Since the fiasco described above, my promise to my organization has been that if, in the very rare case members of a team have a deadline so pressing that they cannot take time to help anybody else, I will make it clear to everybody in the organization so that everybody knows why they are saying, “no.”  In all other situations, it is my expectation that a request for help be met with help.  When my son, Trystan, interned with one of my old teams this summer, he gushed about how much time they were putting into him, a lowly intern, to help him understand the nuances of Go-lang.  This is how each member of a team gets stronger.  It has direct impact to productivity, engagement, employee retention, recruiting, product quality, and accelerated timelines.  So weird that it feels like something that should be put off.

One other place that the principle of help shows up is in all of the various product reviews.  I’ve seen senior engineers bristle at the idea that an architect needs to review their design.  “Don’t you trust me?”  Such an engineer has already failed at assuming best intent.  The reality is that it is always a good idea to have more eyes on a design.  That architect most likely isn’t doubting the engineer’s ability.  They have just been around long enough to have been bitten by their own bad designs far more times than the engineer.  Why would the engineer not want to benefit from all that experience when it may literally be what makes it possible for the engineer to sleep at night?  Accept the help.  Say, “thank you.”

Better Together

If we are doing a great job with our hiring, then we build teams with diverse skillsets from diverse backgrounds.  That is not enough.  We must shape the environment in which they work so that every single person feels safe to speak up in every single situation.  More, they must understand that their voice is important to us.  Assuming positive intent, asking for help, and creating a place for people to help others gets us part of the way there.  Cultivating active curiosity gets us further.  If somebody is not speaking up, solicit their view.  

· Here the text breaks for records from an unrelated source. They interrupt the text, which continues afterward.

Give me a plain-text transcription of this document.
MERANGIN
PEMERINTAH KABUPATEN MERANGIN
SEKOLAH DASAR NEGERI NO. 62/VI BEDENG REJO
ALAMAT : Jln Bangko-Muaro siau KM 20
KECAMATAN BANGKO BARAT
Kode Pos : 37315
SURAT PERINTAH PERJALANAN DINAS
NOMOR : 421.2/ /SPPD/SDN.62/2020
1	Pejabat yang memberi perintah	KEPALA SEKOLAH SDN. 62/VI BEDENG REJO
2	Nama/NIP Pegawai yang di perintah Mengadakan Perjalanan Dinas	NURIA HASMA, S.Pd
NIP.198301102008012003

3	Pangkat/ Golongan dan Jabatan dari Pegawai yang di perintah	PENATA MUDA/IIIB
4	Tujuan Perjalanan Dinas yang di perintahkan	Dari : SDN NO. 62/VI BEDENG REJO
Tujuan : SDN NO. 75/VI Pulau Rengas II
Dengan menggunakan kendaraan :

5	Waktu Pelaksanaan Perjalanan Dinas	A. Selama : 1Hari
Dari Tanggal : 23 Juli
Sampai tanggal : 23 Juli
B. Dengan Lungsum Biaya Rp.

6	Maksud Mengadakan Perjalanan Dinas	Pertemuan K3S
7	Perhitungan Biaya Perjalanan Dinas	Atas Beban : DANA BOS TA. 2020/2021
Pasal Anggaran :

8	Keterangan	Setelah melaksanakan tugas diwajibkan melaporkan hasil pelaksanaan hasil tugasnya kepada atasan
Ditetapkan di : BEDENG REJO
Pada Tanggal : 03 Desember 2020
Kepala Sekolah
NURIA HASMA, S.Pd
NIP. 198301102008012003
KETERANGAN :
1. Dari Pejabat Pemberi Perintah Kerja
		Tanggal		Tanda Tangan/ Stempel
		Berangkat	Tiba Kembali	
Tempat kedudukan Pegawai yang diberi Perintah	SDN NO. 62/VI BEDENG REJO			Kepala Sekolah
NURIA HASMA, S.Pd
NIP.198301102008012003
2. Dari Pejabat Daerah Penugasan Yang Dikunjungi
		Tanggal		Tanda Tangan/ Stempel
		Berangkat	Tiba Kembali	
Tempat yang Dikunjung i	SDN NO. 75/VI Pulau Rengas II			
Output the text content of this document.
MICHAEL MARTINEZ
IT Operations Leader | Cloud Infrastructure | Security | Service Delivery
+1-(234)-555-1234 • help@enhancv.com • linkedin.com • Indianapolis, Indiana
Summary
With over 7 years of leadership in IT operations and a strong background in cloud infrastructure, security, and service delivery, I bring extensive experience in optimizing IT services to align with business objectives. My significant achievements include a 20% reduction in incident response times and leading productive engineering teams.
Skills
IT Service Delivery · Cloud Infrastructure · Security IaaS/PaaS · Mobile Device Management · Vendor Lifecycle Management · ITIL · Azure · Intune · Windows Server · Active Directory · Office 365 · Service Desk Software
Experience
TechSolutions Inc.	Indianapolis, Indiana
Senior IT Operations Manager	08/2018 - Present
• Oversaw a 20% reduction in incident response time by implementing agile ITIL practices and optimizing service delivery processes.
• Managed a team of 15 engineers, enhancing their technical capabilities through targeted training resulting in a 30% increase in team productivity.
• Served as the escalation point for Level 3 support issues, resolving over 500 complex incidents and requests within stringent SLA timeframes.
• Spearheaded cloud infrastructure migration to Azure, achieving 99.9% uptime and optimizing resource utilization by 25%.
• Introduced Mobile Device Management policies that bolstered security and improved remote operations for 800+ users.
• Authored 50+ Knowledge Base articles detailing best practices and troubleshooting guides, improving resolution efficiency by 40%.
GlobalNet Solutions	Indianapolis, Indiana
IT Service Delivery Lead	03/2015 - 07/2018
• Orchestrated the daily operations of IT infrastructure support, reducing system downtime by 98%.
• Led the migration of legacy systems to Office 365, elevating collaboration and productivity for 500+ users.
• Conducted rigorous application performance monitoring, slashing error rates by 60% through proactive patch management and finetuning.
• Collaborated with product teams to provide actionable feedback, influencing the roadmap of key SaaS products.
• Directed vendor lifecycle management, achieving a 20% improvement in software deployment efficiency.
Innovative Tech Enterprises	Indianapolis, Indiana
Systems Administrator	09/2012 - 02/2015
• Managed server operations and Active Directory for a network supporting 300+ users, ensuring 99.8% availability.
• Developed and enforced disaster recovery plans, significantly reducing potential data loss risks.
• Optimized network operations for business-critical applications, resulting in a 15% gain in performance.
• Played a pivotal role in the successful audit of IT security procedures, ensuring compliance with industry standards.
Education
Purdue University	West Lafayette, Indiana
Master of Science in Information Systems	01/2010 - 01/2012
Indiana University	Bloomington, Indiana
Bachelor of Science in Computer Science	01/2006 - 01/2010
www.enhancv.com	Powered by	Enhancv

Back to my son’s internship this summer, he was asked in a group meeting for his viewpoint on the estimate given for a particular code refactor and responded with something like, “I’m just the intern.”  But God bless my former team.  They answered, “but you might be looking at it in a different way that we’re not.  We need to hear it.”  It turns out that he was and they time-boxed the refactor to account for his concerns.

That’s an environment in which people can thrive.